Frank Furedi is a professor of sociology, and his study focuses sharply on the ideas and consciously expressed attitudes of the period. His witnesses are almost entirely social commentators, even contemporary academics and sociologists, attempting to make sense of the world around them. Thomas Mann enters into the argument as the author of the essay ‘Confessions of an Unpolitical Man’, but his novels, especially Royal Highness and The Magic Mountain which reveal so much about prevailing attitudes and habits of thought at the time, go unmentioned. Furedi is not a man, either, to delve into the expressed thoughts of ordinary people; we might find out a lot about what individuals were thinking over this long period by looking at a range of diaries and letters, but this falls outside Furedi’s remit.
However, the thoughts of historians and sociologists on these matters, rather than more informal witnesses, is not without interest. What, after all, did highly intelligent people think was going on? Their opinions have to be treated with more scepticism than Furedi allows, and surprisingly often they are just plain wrong. A good example is the postwar German historian who, on considering the consequences of mass slaughter for German culture, remarked on the loss of the ‘self-sacrificing elites, of the creative talents … it opened the realm of silence in which the usurpers of 1933 could speak and act.’ Is he saying that August Macke would have had good arguments that Paul Klee could not command? What about Joseph Roth, Thomas Mann and Stefan Zweig? There was no ‘realm of silence’. The author of the study that concludes, Furedi says, that German liberals refused to challenge Hitler because they ‘saw nothing to fight about’ would be demonstrably, completely wrong, and deserves to be told so if that was his complete conclusion.

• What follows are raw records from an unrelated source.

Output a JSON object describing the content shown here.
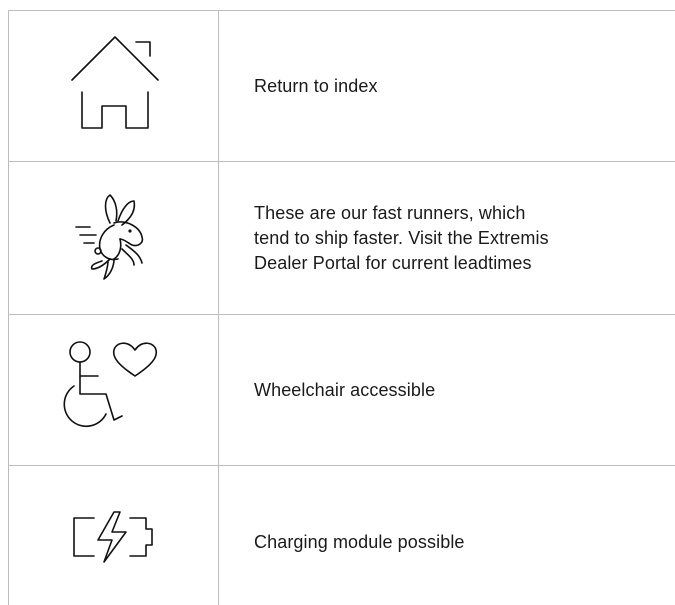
{
  "legend": {
    "rows": [
      {
        "icon": "house-icon",
        "text": "Return to index"
      },
      {
        "icon": "running-rabbit-icon",
        "lines": [
          "These are our fast runners, which",
          "tend to ship faster. Visit the Extremis",
          "Dealer Portal for current leadtimes"
        ]
      },
      {
        "icon": "wheelchair-heart-icon",
        "text": "Wheelchair accessible"
      },
      {
        "icon": "battery-charging-icon",
        "text": "Charging module possible"
      }
    ]
  },
  "colors": {
    "line": "#bdbdbd",
    "text": "#1a1a1a",
    "icon": "#111111"
  }
}
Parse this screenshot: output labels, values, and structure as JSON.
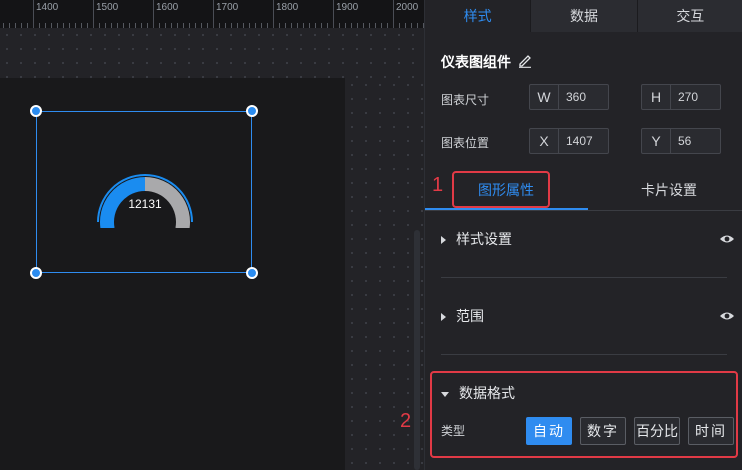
{
  "ruler": {
    "labels": [
      "1400",
      "1500",
      "1600",
      "1700",
      "1800",
      "1900",
      "2000"
    ]
  },
  "gauge": {
    "value": "12131",
    "fill_fraction": 0.5,
    "colors": {
      "fill": "#1a8cf0",
      "track": "#a9a9ab"
    }
  },
  "panel": {
    "tabs": [
      {
        "label": "样式"
      },
      {
        "label": "数据"
      },
      {
        "label": "交互"
      }
    ],
    "component_title": "仪表图组件",
    "size": {
      "label": "图表尺寸",
      "w_prefix": "W",
      "w": "360",
      "h_prefix": "H",
      "h": "270"
    },
    "position": {
      "label": "图表位置",
      "x_prefix": "X",
      "x": "1407",
      "y_prefix": "Y",
      "y": "56"
    },
    "sub_tabs": [
      {
        "label": "图形属性"
      },
      {
        "label": "卡片设置"
      }
    ],
    "sections": {
      "style": "样式设置",
      "range": "范围",
      "data_format": "数据格式"
    },
    "data_format": {
      "type_label": "类型",
      "options": [
        "自动",
        "数字",
        "百分比",
        "时间"
      ],
      "selected": "自动"
    }
  },
  "annotations": {
    "mark1": "1",
    "mark2": "2"
  },
  "colors": {
    "accent": "#2f8cf0",
    "highlight": "#e13a46"
  }
}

Some of these commentators are comic in their total lack of comprehension. It is nice to learn that in 1933 the President of Columbia University, Nicholas Murray Butler, told his students in a speech that the new dictators were ‘men of far greater intelligence, far stronger character and far more courage than the system of elections’. Another witness provides an amusing lack of perspective from the academic groves by observing that after 1945, the Soviet Union ‘played an important role in the stabilisation of Europe’. By doing things like invading half of it, I suppose.
This is quite an engaging book about the sequence of political thinkers on liberalism, authority and power since 1914. Sometimes one does reflect that the real after-effects of the Great War were not a mere sequence of ideas. Though the lesson of the century is that men would always sacrifice their interests for their intellectual passions, it is true that the most urgent consequences of the war were in low politics and brutal economics rather than in a battle of ideas aiming to discredit one another.
I would have found this book’s argument more convincing if it had been backed up with some hard details of how people lived, and how their lives changed in the decades after 1918, in addition to how sociologists argued that their lives were changing. Furedi is perhaps not very worldly in his outlook, too, and his conclusion that ‘very few movements or people describe themselves as “right wing” because of the negative connotations they convey’ seems to me to suggest that he might like to get out a little more.
Still, this is an interesting exercise, though ultimately somewhat unconvincing in the way it follows a complex event through very different sequences of cultural and intellectual moods. Historical events are slippery and unpredictable facts in our lives, and don’t tend to stay still. I mean, we haven’t made up our minds about the Emperor Claudius yet, so it’s very early for this book even to be contemplated.